Indeterminate Stillness looks at Whistler through the panoramic range of his prints, which he made throughout his career, creating nearly five hundred etchings in addition to lithographs, linotints, and engravings. This exhibition also celebrates an extraordinary gift by Sharon and Barclay Simpson, avid collectors of Whistler’s graphic work and longtime patrons and supporters of the University of California and particularly of the Berkeley Art Museum and Pacific Film Archive. The Simpsons’ generous gift of seventy-six prints by Whistler spans the thirty-year arc of his career and includes works from Whistler’s most important print series, such as The Thames Set and both major series of Venetian prints.

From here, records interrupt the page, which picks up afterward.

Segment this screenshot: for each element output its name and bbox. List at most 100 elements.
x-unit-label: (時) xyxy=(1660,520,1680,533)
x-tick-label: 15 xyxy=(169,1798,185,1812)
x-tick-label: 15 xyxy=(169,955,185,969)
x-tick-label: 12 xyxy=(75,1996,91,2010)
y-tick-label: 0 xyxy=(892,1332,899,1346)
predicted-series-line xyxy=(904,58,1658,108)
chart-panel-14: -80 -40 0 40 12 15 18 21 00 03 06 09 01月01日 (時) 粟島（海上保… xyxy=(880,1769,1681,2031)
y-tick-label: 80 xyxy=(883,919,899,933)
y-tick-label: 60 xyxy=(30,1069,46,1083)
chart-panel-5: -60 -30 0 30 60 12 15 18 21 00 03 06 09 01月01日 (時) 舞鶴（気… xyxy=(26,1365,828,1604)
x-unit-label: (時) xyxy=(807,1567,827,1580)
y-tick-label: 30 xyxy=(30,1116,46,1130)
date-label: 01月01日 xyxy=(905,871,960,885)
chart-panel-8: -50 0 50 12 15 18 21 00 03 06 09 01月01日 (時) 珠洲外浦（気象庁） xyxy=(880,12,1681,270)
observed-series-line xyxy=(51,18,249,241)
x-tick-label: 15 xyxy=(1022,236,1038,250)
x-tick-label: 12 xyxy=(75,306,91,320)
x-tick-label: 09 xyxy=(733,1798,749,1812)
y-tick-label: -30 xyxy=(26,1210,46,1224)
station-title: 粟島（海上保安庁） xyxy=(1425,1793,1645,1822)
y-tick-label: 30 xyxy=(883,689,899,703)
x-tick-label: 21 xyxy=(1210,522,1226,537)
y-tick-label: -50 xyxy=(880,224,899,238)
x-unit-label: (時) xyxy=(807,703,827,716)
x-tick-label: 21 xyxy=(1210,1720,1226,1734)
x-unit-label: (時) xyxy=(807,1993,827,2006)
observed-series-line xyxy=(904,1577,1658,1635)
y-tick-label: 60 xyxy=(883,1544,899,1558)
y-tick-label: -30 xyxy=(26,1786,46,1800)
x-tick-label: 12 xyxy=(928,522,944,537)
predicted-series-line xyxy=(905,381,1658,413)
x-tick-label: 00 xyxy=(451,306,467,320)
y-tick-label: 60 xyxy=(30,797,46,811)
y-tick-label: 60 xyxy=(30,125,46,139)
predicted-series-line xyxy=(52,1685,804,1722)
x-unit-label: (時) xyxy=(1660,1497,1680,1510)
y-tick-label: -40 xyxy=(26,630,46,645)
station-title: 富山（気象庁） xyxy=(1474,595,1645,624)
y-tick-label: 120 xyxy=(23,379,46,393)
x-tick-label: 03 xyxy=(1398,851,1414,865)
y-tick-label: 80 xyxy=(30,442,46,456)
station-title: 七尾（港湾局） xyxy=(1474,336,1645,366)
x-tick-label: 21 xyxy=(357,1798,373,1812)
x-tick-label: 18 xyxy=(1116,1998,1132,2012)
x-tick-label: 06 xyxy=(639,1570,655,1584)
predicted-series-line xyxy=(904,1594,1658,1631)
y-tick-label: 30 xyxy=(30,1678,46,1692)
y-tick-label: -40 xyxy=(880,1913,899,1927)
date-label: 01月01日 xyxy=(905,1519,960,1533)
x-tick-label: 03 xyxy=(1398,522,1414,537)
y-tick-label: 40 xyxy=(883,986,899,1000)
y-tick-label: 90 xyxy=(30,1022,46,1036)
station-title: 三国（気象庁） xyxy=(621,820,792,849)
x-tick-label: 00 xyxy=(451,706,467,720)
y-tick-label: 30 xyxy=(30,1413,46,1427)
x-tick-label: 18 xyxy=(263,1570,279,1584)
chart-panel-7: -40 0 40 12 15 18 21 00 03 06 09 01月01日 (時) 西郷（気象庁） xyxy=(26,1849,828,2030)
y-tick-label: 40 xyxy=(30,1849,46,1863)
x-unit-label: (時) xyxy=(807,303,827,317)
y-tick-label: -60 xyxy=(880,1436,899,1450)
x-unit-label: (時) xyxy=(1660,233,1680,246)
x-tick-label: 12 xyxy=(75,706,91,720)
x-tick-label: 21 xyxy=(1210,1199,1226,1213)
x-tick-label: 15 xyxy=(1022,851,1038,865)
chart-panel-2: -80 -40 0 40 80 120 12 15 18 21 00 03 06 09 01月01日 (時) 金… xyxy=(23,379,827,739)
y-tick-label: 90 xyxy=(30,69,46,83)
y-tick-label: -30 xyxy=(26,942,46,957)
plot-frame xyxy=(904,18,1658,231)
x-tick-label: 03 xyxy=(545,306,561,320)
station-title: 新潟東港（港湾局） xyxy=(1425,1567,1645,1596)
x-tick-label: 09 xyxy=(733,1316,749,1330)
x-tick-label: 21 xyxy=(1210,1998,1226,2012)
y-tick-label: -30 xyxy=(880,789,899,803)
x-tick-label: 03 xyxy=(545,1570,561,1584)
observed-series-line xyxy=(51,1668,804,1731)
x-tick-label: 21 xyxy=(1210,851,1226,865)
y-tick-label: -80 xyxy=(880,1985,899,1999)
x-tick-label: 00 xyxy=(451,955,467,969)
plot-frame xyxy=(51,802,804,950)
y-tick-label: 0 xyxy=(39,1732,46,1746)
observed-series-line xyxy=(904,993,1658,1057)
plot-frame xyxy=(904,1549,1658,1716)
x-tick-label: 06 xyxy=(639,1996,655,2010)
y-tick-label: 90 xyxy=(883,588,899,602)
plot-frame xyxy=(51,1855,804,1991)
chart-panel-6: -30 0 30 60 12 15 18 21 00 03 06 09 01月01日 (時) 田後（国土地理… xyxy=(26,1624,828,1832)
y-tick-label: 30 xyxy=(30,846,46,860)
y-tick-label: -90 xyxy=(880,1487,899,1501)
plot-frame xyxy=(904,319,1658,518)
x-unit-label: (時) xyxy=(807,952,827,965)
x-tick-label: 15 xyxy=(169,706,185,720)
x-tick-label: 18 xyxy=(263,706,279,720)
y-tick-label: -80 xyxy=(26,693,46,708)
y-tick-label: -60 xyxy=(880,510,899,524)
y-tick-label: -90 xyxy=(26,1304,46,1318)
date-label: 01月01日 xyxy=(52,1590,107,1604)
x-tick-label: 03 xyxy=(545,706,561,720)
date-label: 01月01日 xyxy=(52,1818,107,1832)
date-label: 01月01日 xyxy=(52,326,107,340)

Whistler was born in Massachusetts, but spent his early years in St. Petersburg, Russia, where his father was a successful engineer and where James first studied art. After his family returned to America, Whistler briefly attended West Point Academy, then landed a job with the U.S. Coast and Geodetic Survey, where he was trained as an etcher. However, he was intent on a bohemian artistic life and soon moved to Paris and then to London, where he would be based for the rest of his life.

In Paris, Whistler attended the popular studio of Charles Gabriel Gleyre, a follower of Ingres. The galleries of the Louvre, however, provided more influential models for Whistler, particularly the approach to light, tonal variation, and spatial composition in the works of seventeenth-century Dutch and Spanish masters Rembrandt, Vermeer, and Velazquez. Whistler and his circle of young artist and writer friends—Henri Fantin-Latour, Gustave Courbet, Edward Degas, Claude Monet, Charles Baudelaire, Stéphane Mallarmé —were drawn to Realism but not necessarily to tradition.

In 1858 Whistler published his first portfolio of etchings, Twelve Etchings from Nature, also known as The French Set. Based on the success of this portfolio, Whistler moved to London where he continued his depictions of contemporary life. In 1871 he published a new portfolio of etchings, The Thames Set. Like Rotherhithe, which was part of the The Thames Set, the other scenes in the series are also intricately composed, with strong echoes of Realism. In these etchings, Whistler draws on design principles found in the Japanese prints of the Edo period that he and his circle collected with a passion.

In 1886 and 1889, the Fine Arts Society in London published two sets of etchings that Whistler had made during extended stays in Italy, particularly Venice. They include both figures and city views, demonstrating Whistler’s skilled draftsmanship and his extraordinary sense of atmosphere. Nocturne (1879-80) is from the first of the Venice sets. With a minimum of incised lines, the simple scene is enveloped in a rich darkness of water and sky, warm tones of black effectively evoking the humid atmosphere of Venice after dusk. Like many of his works of the 1860s and 1870s, paintings as well as works on paper, figures as well as seascapes, Nocturne’s essence resides in a simple arrangement of closely related, harmonious color tonalities, an essence that stills and liberates the specifics of incident.

Later this spring, internationally acclaimed Bay Area artist Robert Bechtle will speak in conversation with Barclay Simpson about Whistler, whose influence Bechtle has long acknowledged. His subjects are the qualities of light and atmosphere particular to the Bay Area as much as they are his immediate surroundings in middle-class San Francisco neighborhoods—parked cars, garages, ordinary people in back yards. In writing about Bechtle’s recent watercolors and drawings, critic Robert Storr noted an imposed stillness and inherent poetry that recalls the tonal harmonies of James McNeil Whistler. In an observation that could apply equally well to Whistler’s prints, Storr suggests that underlying the stillness of Bechtle’s compositions whirs a velocity of spirit. (Robert Bechtle: Watercolors and Drawings, San Francisco: Gallery Paule Anglim, 2010).